CHAPTER VIII

In the Desert

Mellie, Sira's personal maid, was too disturbed by her mistress's kidnaping to seek other employment. She saw the teletabloid forecasts of the wedding, made life-like by clever technical faking, but rumors of the princess' escape were circulating freely despite a rigid censorship. She imagined that lovely body down in the muck of the canal, crawled over by slimy things, and she was sick with horror.

Mellie lived with her brother, Wasil Hopspur, and her aged mother. Wasil was an accomplished technician in the service of the Interplanetary Radio and Television Co., and his income was ample to provide a better than average home on the desert margin of South Tarog. Here Mellie sat in the glass-roofed garden, staring moodily at the luxuriant vegetation.

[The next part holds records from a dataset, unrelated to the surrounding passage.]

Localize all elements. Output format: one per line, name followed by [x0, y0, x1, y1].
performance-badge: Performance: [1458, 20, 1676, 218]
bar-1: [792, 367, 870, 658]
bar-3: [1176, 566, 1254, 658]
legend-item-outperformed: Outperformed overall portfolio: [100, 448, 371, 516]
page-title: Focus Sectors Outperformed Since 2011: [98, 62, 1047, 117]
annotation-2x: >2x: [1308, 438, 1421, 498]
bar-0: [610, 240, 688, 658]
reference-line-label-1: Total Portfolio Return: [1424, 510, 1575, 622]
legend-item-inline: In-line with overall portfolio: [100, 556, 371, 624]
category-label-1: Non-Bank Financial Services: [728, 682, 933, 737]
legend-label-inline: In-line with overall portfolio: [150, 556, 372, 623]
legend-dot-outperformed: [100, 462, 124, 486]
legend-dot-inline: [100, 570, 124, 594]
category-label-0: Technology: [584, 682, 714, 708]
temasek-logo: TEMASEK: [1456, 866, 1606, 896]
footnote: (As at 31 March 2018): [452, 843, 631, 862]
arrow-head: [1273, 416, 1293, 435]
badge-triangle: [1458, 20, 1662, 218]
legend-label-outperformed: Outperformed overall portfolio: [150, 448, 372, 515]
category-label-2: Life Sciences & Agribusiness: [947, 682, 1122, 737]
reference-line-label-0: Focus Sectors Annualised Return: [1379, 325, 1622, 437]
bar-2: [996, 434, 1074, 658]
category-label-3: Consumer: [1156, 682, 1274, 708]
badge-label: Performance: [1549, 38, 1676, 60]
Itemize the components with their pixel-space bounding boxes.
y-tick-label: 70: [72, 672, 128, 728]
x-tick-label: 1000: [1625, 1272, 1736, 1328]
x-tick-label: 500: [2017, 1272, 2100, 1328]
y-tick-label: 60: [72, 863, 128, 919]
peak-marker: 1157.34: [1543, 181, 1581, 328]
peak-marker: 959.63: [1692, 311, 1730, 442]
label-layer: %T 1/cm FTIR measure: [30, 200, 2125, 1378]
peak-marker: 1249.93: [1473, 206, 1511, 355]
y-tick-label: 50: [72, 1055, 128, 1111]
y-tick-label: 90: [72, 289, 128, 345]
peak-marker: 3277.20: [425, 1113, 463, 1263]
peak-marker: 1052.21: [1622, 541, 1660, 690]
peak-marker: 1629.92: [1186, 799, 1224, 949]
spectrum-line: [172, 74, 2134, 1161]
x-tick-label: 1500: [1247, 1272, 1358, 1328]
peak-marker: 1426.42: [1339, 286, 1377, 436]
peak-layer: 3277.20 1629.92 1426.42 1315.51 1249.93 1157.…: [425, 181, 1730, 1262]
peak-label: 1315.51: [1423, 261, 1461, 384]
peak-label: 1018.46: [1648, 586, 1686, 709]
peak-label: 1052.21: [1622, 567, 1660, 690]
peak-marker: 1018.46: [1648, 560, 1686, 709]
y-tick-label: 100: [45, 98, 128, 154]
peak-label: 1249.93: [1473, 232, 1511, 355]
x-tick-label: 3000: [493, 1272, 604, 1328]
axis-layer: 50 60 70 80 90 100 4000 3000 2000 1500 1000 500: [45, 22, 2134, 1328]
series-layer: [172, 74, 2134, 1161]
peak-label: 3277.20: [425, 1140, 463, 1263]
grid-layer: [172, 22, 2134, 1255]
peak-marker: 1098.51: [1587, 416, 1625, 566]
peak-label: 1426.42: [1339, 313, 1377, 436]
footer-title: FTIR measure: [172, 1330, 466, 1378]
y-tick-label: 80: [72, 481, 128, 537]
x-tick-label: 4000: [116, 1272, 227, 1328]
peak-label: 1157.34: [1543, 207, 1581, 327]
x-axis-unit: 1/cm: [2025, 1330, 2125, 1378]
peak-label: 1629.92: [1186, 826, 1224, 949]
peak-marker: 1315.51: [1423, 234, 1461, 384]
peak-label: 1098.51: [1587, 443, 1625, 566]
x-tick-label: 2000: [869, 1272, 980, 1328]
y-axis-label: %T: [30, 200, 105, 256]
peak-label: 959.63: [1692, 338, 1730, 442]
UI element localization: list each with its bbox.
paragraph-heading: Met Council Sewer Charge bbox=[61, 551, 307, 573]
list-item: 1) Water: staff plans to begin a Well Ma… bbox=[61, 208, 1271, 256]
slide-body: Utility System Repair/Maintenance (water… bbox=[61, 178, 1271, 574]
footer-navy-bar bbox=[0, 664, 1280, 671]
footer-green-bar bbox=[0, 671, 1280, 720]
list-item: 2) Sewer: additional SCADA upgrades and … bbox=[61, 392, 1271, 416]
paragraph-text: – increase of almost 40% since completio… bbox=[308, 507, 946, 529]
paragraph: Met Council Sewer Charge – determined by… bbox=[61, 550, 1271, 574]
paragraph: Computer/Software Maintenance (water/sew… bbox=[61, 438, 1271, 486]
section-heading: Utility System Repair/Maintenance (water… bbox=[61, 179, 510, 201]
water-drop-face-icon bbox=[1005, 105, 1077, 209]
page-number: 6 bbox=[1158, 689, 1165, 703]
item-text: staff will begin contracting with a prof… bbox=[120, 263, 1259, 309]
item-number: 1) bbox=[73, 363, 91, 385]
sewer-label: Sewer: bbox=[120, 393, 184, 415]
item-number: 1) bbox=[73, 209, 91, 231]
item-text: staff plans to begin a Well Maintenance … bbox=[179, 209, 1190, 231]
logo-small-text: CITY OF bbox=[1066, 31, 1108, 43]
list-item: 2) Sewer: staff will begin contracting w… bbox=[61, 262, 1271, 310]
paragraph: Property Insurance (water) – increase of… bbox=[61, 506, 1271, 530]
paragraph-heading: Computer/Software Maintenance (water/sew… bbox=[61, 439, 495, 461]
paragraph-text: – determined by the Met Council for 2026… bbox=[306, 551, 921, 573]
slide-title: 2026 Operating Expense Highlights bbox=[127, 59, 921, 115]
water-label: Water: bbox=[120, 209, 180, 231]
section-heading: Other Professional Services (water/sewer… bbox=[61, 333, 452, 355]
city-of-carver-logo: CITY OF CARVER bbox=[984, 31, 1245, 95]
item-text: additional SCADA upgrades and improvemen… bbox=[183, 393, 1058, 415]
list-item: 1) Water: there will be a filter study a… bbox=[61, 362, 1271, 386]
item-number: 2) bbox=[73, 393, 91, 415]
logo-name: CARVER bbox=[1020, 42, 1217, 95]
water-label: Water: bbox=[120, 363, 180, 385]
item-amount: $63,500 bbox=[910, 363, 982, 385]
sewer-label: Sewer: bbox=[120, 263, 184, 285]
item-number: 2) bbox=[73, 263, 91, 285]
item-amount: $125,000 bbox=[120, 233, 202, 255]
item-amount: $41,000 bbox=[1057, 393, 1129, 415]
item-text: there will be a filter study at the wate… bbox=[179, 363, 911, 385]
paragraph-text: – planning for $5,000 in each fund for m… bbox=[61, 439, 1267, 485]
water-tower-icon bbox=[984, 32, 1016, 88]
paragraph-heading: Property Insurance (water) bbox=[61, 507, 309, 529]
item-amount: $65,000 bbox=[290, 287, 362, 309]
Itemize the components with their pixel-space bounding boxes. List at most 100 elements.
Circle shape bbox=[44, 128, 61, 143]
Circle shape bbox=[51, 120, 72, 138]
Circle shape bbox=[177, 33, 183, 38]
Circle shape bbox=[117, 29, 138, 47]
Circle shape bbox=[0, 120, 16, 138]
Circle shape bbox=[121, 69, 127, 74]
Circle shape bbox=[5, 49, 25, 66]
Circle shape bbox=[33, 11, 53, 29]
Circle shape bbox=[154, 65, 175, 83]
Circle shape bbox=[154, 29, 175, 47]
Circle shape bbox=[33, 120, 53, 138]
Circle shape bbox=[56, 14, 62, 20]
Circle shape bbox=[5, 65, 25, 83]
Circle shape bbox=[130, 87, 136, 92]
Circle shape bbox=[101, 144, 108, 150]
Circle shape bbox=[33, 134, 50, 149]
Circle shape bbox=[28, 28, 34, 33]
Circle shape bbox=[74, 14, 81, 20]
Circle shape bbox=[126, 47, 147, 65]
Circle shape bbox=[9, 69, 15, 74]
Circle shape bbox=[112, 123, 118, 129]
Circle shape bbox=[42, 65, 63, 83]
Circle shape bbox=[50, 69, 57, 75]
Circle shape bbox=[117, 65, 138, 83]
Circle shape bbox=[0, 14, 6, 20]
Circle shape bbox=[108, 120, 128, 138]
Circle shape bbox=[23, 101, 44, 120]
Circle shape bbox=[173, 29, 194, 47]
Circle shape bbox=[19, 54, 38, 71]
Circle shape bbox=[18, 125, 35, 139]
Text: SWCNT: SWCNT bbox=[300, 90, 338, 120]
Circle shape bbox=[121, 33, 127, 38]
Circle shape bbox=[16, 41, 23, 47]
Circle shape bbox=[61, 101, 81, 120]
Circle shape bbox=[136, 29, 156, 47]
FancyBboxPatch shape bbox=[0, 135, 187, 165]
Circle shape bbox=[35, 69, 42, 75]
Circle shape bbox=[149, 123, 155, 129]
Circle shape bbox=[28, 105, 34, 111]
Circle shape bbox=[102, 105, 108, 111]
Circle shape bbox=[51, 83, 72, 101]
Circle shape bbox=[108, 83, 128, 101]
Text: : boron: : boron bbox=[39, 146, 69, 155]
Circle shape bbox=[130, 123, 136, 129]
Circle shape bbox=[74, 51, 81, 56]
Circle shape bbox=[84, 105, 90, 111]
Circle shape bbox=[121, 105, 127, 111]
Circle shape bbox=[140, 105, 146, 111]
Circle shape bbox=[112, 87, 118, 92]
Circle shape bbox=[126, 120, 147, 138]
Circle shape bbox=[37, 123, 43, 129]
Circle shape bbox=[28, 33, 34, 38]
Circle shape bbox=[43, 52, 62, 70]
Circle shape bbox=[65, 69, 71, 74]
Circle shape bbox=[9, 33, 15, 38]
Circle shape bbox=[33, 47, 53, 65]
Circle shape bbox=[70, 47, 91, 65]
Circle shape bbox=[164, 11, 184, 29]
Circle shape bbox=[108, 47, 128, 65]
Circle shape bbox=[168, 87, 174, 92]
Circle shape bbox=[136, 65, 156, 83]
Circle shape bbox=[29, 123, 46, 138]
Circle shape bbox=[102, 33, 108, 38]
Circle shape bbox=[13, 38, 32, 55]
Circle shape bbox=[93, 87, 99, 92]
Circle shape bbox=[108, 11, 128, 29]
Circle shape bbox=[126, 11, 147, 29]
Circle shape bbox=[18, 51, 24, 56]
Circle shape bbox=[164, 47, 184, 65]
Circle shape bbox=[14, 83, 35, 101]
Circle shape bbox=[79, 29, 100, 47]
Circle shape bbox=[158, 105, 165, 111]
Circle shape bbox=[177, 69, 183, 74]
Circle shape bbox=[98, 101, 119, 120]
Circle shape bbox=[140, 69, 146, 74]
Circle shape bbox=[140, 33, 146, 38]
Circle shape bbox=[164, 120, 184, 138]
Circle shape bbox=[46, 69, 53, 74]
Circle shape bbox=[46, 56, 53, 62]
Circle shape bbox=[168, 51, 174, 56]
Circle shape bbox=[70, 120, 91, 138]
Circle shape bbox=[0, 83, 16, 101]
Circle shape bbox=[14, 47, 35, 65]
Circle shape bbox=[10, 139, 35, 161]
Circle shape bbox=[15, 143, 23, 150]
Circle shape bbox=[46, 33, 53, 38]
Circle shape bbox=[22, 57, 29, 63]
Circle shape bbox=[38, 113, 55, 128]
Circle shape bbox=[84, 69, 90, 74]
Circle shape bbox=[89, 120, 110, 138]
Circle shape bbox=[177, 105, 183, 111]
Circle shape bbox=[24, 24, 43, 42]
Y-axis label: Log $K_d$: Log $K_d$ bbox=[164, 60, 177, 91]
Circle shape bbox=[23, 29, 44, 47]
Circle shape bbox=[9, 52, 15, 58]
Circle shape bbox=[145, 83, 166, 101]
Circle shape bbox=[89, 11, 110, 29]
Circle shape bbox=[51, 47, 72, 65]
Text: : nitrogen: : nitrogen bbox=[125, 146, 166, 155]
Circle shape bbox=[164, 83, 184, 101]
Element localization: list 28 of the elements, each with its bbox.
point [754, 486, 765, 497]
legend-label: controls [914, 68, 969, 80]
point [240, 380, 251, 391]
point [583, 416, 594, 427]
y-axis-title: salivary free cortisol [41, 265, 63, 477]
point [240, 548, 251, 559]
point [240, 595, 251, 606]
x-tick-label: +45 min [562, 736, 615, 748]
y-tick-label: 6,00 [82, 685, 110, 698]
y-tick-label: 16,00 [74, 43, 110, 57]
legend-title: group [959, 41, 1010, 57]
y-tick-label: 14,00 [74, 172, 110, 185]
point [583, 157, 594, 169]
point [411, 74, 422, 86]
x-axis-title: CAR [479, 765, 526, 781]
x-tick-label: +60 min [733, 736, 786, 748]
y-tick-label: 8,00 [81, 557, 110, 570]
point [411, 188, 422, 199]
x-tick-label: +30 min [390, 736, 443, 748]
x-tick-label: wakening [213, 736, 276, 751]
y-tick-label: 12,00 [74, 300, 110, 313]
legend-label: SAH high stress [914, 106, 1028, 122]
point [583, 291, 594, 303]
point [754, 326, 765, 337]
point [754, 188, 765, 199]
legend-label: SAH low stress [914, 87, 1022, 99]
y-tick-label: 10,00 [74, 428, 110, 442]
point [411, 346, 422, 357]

She looked abstractedly at the young man coming down the garden walk, annoyed by the disturbance. There was something familiar in the sway of his hips as he walked.

And then she flew up the path. Her arms went around the visitor, and Mellie, the maid, and Princess Sira kissed.

Mellie was immediately confused. A terrible breach of etiquette, this. But Sira laughed.

"Never mind, Mellie. It is good for me, a fugitive, to find a home. Will you keep me here?"

"Will I?" Mellie poured into these words all her adoration.